A government review by Leon co-founder Henry Dimbleby published today said Covid had provided a “painful reality check” and warned that poor diets contributed to around 64,000 deaths in England every year at an estimated cost to the economy of £74bn.
The National Food Strategy also highlighted the environmental damage caused by food production and said Britain had a “once-in-a-generation” opportunity to rethink its diet.
The review called on ministers to introduce a £3/kg tax on sugar and £6/kg tax on salt sold wholesale for use in processed foods, or in restaurants and catering businesses.
This would create an incentive for manufacturers to reduce the level of sugar and salt in their food by reformulating recipes or reducing portion sizes, it said.
The report said the Sugar and Salt Reformulation Tax could raise between £2.9bn and £3.4bn per year for the Treasury.
The money raised from the levy should be used to help fund Free School Meals, it added. The review called on the government to increase the household earnings threshold from £7,400 to £20,000 before benefits, saying this would make an additional 1.1m children eligible for the scheme.

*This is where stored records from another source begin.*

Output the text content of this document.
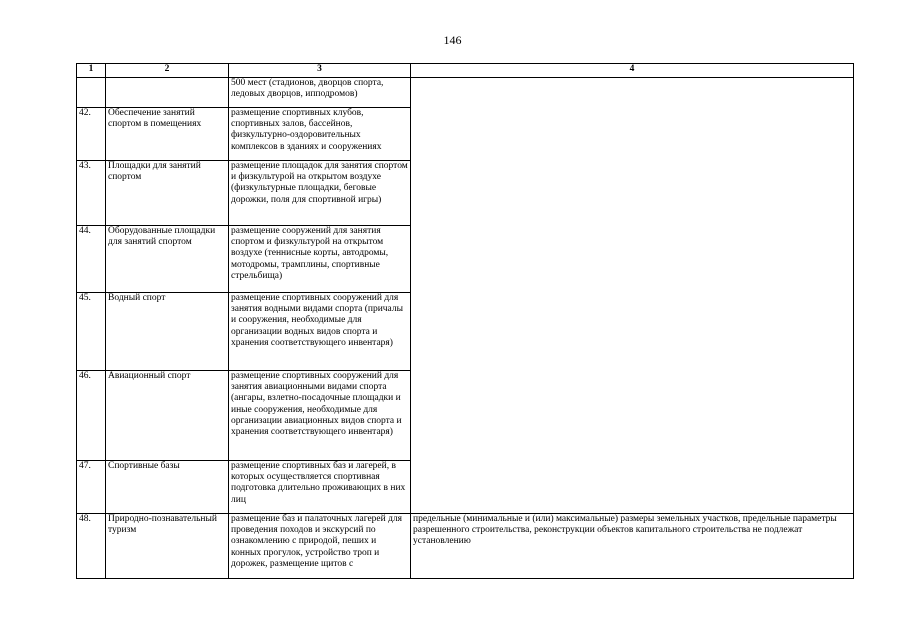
146
1	2	3	4
		500 мест (стадионов, дворцов спорта, ледовых дворцов, ипподромов)	
42.	Обеспечение занятий спортом в помещениях	размещение спортивных клубов, спортивных залов, бассейнов, физкультурно-оздоровительных комплексов в зданиях и сооружениях	
43.	Площадки для занятий спортом	размещение площадок для занятия спортом и физкультурой на открытом воздухе (физкультурные площадки, беговые дорожки, поля для спортивной игры)	
44.	Оборудованные площадки для занятий спортом	размещение сооружений для занятия спортом и физкультурой на открытом воздухе (теннисные корты, автодромы, мотодромы, трамплины, спортивные стрельбища)	
45.	Водный спорт	размещение спортивных сооружений для занятия водными видами спорта (причалы и сооружения, необходимые для организации водных видов спорта и хранения соответствующего инвентаря)	
46.	Авиационный спорт	размещение спортивных сооружений для занятия авиационными видами спорта (ангары, взлетно-посадочные площадки и иные сооружения, необходимые для организации авиационных видов спорта и хранения соответствующего инвентаря)	
47.	Спортивные базы	размещение спортивных баз и лагерей, в которых осуществляется спортивная подготовка длительно проживающих в них лиц	
48.	Природно-познавательный туризм	размещение баз и палаточных лагерей для проведения походов и экскурсий по ознакомлению с природой, пеших и конных прогулок, устройство троп и дорожек, размещение щитов с	предельные (минимальные и (или) максимальные) размеры земельных участков, предельные параметры разрешенного строительства, реконструкции объектов капитального строительства не подлежат установлению
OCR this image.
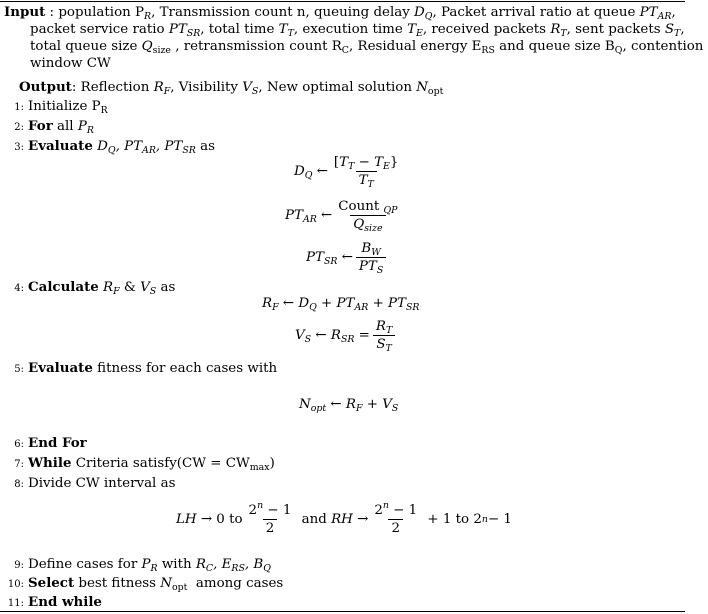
Input : population $P_R$, Transmission count n, queuing delay $D_Q$, Packet arrival ratio at queue $PT_{AR}$, packet service ratio $PT_{SR}$, total time $T_T$, execution time $T_E$, received packets $R_T$, sent packets $S_T$, total queue size $Q_{size}$ , retransmission count $R_C$, Residual energy $E_{RS}$ and queue size $B_Q$, contention window CW
Output: Reflection $R_F$, Visibility $V_S$, New optimal solution $N_{opt}$
1: Initialize $P_R$
2: For all $P_R$
3: Evaluate $D_Q$, $PT_{AR}$, $PT_{SR}$ as
$D_Q$ ← $\frac{[T_T - T_E\}}{T_T}$
$PT_{AR}$ ← $\frac{Count _{QP}}{Q_{size}}$
$PT_{SR}$ ← $\frac{B_W}{PT_S}$
4: Calculate $R_F$ & $V_S$ as
$R_F$ ← $D_Q + PT_{AR} + PT_{SR}$
$V_S$ ← $R_{SR} = \frac{R_T}{S_T}$
5: Evaluate fitness for each cases with
$N_{opt}$ ← $R_F + V_S$
6: End For
7: While Criteria satisfy(CW = $CW_{max}$)
8: Divide CW interval as
LH → 0 to $\frac{2^n - 1}{2}$ and RH → $\frac{2^n - 1}{2} + 1$ to 2 n − 1
9: Define cases for $P_R$ with $R_C$, $E_{RS}$, $B_Q$
10: Select best fitness $N_{opt}$  among cases
11: End while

Other recommendations in Dimbleby’s include a statutory duty for all food companies with more than 250 employees to publish an annual report on their sales of various food types, as well as enabling fruit and vegetables to be prescribed on the NHS.
“With the right leadership from government, it is well within our power to change the system so it makes both us and the planet healthier,” said Dimbleby.
“Currently, however, the way we produce food is doing terrible damage to the environment and to our bodies, and putting an intolerable strain on the NHS.
“Covid 19 has been a painful reality check. Our high obesity rate has been a major factor in the UK’s tragically high death rate. We must now seize the moment to build a better food system for our children and grandchildren.”
Charity the Food Foundation hailed the proposals as a “bold and exciting vision” and urged the government to give the report “the attention and action it deserves”.
But the Taxpayers’ Alliance warned the “deeply regressive” tax could cost consumers as much as £4.8bn each year.
Christopher Snowdon, head of lifestyle economics at free market think tank the Institute of Economic Affairs said: “Once again, rich people want to clobber ordinary people with stealth taxes, this time on sugar and salt.
“At a time of rising inflation, after the deepest recession in 300 years, Mr Dimbleby really needs to read the room. He rightly says that a meat tax would be unpopular and regressive. If Boris Johnson is foolish enough to act on these recommendations, he will soon find the same is true of taxing basic nutrients.”